Shave and a Haircut, Two Bits

It’s done. Somehow, I expected the aftermath to consist of more than just an inability to sit comfortably for a few days. Perhaps the sound of a heavy door slamming closed, or a howl as the wind gathered up around me, wrathful nature venting its rage toward me for cheating it. Instead, I just feel a little contemplative. A sense that, whatever the register on my emotional and intellectual gauges, the moment is a profound one. That, and my balls hurt.

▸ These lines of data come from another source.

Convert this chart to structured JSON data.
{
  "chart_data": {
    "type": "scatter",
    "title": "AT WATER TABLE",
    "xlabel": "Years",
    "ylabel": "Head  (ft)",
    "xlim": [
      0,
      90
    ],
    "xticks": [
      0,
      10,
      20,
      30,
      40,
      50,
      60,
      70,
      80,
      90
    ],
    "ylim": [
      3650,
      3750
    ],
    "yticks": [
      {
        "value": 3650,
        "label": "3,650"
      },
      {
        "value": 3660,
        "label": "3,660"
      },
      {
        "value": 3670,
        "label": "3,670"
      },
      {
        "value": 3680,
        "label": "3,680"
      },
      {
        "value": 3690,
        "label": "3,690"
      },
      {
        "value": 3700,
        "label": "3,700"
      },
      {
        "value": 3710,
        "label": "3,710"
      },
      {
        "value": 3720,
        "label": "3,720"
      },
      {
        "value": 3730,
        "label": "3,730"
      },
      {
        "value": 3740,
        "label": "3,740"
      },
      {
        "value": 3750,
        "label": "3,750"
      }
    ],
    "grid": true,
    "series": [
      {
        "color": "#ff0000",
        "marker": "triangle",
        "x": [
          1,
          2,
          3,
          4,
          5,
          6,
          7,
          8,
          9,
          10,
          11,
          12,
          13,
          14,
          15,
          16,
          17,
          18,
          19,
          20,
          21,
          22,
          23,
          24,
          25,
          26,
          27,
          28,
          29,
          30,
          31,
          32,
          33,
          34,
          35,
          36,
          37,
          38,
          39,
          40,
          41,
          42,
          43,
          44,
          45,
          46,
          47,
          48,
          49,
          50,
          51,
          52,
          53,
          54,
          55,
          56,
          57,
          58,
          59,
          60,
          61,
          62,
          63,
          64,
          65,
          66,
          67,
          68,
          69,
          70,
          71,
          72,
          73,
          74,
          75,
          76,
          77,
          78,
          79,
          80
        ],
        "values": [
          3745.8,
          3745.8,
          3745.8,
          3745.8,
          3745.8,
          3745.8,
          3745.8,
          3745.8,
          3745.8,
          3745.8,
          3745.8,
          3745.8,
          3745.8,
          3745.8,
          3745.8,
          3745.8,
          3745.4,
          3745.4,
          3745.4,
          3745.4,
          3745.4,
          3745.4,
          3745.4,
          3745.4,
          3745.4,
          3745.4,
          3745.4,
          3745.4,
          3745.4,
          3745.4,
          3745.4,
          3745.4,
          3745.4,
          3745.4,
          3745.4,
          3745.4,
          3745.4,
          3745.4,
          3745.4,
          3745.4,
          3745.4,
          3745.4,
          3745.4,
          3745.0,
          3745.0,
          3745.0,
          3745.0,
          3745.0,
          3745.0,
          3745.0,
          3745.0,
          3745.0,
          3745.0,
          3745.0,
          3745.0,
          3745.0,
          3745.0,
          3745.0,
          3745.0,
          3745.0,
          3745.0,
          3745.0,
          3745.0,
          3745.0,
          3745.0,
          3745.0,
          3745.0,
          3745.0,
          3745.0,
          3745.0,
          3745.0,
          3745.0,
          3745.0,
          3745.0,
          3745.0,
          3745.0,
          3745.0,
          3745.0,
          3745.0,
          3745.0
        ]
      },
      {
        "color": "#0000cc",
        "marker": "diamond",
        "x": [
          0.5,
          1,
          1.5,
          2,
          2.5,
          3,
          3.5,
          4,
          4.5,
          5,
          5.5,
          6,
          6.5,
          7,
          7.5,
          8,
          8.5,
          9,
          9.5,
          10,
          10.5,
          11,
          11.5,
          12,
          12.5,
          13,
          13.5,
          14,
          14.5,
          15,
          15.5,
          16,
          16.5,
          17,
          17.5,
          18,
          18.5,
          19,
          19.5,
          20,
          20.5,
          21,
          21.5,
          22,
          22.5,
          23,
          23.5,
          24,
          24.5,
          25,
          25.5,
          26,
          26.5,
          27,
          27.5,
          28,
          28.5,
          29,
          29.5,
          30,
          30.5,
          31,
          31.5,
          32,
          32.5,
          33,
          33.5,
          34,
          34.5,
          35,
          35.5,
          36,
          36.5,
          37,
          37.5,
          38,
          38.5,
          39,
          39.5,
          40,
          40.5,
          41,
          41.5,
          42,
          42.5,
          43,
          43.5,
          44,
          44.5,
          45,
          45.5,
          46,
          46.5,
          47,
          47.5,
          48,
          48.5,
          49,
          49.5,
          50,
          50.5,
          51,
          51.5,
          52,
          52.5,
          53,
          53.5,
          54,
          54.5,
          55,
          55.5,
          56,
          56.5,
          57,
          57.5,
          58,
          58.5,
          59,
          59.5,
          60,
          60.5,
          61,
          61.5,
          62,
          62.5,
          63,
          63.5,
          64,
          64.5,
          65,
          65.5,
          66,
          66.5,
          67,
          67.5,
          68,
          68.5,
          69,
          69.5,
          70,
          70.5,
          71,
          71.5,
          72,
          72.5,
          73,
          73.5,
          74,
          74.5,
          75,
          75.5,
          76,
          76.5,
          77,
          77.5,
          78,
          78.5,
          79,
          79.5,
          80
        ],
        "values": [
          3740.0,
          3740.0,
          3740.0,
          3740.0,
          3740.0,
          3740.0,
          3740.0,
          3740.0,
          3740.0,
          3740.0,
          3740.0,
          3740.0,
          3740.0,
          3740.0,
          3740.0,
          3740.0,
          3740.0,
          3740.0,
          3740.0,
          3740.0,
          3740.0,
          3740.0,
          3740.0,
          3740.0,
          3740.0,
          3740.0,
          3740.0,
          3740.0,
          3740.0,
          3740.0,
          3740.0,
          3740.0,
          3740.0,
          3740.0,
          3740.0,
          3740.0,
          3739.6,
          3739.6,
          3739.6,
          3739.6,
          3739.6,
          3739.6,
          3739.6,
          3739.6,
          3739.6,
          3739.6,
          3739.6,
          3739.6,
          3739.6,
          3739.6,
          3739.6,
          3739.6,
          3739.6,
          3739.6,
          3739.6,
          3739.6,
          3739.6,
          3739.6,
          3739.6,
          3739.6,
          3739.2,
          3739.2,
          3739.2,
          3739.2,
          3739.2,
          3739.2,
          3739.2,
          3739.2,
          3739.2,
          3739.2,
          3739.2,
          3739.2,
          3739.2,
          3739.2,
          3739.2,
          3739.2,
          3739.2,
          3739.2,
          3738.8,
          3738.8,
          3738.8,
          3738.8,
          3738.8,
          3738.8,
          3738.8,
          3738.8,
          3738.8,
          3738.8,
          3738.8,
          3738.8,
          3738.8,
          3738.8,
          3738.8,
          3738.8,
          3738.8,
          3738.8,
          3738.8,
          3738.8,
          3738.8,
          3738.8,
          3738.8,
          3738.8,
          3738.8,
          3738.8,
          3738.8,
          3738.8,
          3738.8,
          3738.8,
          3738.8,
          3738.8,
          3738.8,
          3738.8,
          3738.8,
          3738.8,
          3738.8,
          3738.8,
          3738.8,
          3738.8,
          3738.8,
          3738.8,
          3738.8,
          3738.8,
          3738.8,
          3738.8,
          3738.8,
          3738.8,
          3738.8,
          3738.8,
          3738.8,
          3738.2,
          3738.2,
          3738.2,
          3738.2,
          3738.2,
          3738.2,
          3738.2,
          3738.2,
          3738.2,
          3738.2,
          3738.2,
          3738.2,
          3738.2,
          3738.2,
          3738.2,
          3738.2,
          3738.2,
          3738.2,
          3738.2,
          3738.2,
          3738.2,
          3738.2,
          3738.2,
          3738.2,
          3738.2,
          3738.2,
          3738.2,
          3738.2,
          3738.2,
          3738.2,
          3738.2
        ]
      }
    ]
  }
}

I’d been considering this for a long time, and having put my sperm on death row about three months ago, the long awaited appointment finally rolled around. In all that time there were no second thoughts, just the curious feeling that there should be second thoughts. As if second thoughts were the done thing in this situation. A very English response, I shouldn’t wonder. And, up until the night before, I wasn’t even anxious about it. Then it hit me in one go, must have been saving it up. I wouldn’t call it panic, but the realisation that I was less than a day from having my scrotum sliced open certainly rang an alarm bell in my head. A very human response, I shouldn’t wonder.

However, my resolve was as steel, and I made my way to the clinic with a sense that mine was a righteous path. And If not a righteous path, then certainly a pragmatic one. I have a son; a wonderful, bright, shining star of a son. This is all I will ever need. I have played my part in the lineage of my insane family. I have given of my bountiful seed for the posterity of all mankind. Time to turn the faucet off, I think.

The doctor was an amiable, chatty, and welcoming sort of lunatic. After fulfilling his obligation to make it absolutely clear to me that the procedure was permanent, as if reading me my Miranda rights, he went on to explain that his method involved no scalpel. I felt a nanosecond of relief, shattered abruptly when he added that he would, instead, be using scissors. I couldn’t quite tell if he was joking or not. And since, during the procedure itself, I did not look down once, I still don’t know. I guess some things are best left in ignorance.

What followed was an exercise in the systematic dismantling of all male dignity. This was not a premeditated effort to that end, by any means. In fact, the doctor, nurse, and attending student (yes, an audience for the performance) were faultless, and went out of their way to make me feel as comfortable as possible. However, when you are laying on an operating table, bare from the waist down, a strange man tugging on parts of you that weren’t designed for tugging, while two strange women look on, I’m afraid dignity slinks quietly from the room and tells you it’ll meet you at home.

We made idle conversation during the procedure. I swapped dreadful puns with the doctor, commented on the ceiling tiles, refused the offer to look down, and did my best to ignore the pain as the anaesthetic needles went in, or the detached tugging sensations that followed, or the smell of my own burning flesh when the cauterising tool was used. Half way through I told him I’d changed my mind, and asked him to put things back. He took it in good humour. Not that I would have complained if he hadn’t. I was absolutely at this man’s mercy, after all.

And then it was over. I returned home to find my dignity waiting for me, as promised. The last few days have been uncomfortable, sometimes painful, but not unbearable. I am now a broken link in the chain of mankind’s continuation. If apocalypse strikes and I become the last man left alive, we’re basically fucked. However, I don’t feel the burden. One door closes and another one opens. At one point during the surgery, the doctor waved his cauterising tool at me and grinned like a mad scientist. ‘No point in having toys if you can’t play with them,’ he cackled. I smiled through the discomfort. ‘That’s why I’m having this operation.’

I thought it was witty at the time, considering the circumstances.